Bulgaria and the euro
Bulgaria adopted the euro on 1 January 2026, becoming the 21st member state of the eurozone. When Bulgaria joined the European Union in 2007 it committed to join the eurozone and replace its currency, the lev, with the euro. In February 2025, the country officially requested off-cycle assessments of their convergence by the European Commission and ECB to determine the country's readiness. The 2025 convergence reports published on 4 June 2025 concluded that Bulgaria met the convergence criteria. On 8 July 2025, the European Parliament endorsed Bulgaria's entry in the eurozone and the Council of the European Union (EU) adopted the final three legislative acts required for the admission.

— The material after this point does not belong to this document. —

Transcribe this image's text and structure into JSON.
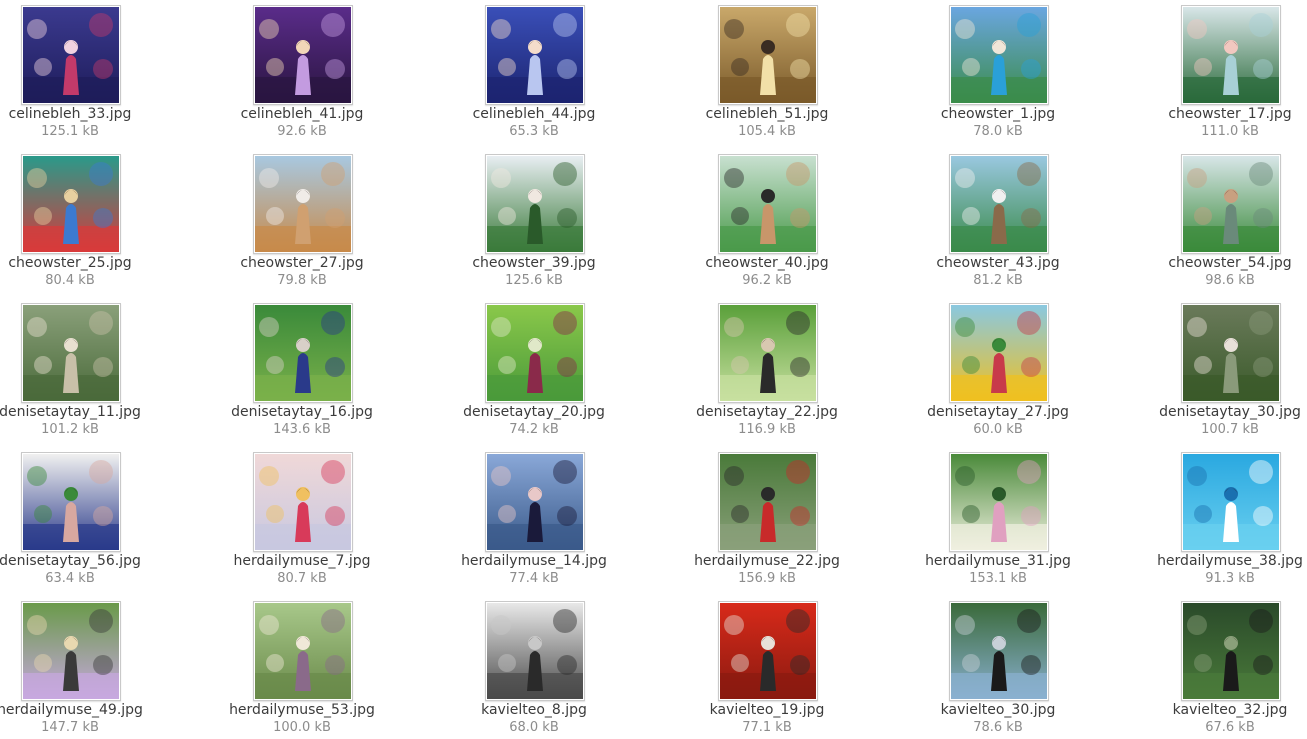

The lev was first established by the Bulgarian National Bank in 1880. Under a currency board introduced in 1997, the lev was first pegged to the Deutsche Mark (1,000 BGL = 1 DEM). With the lev's 1999 redenomination and the arrival of the euro, the exchange rate was updated to its long-standing fixed peg of 1.95583 BGN = 1 EUR. Between 10 July 2020 and 31 December 2025, the lev remained within the European Exchange Rate Mechanism (ERM II), exiting the mechanism to transition into the euro on 1 January 2026. On that day, the euro became the official currency of Bulgaria; however, during the cash changeover period (1–31 January 2026), the lev and the euro circulated in parallel for cash payments. As of 1 February 2026, the euro is now the sole legal currency in Bulgaria, ending 146 years of Bulgarian Lev usage.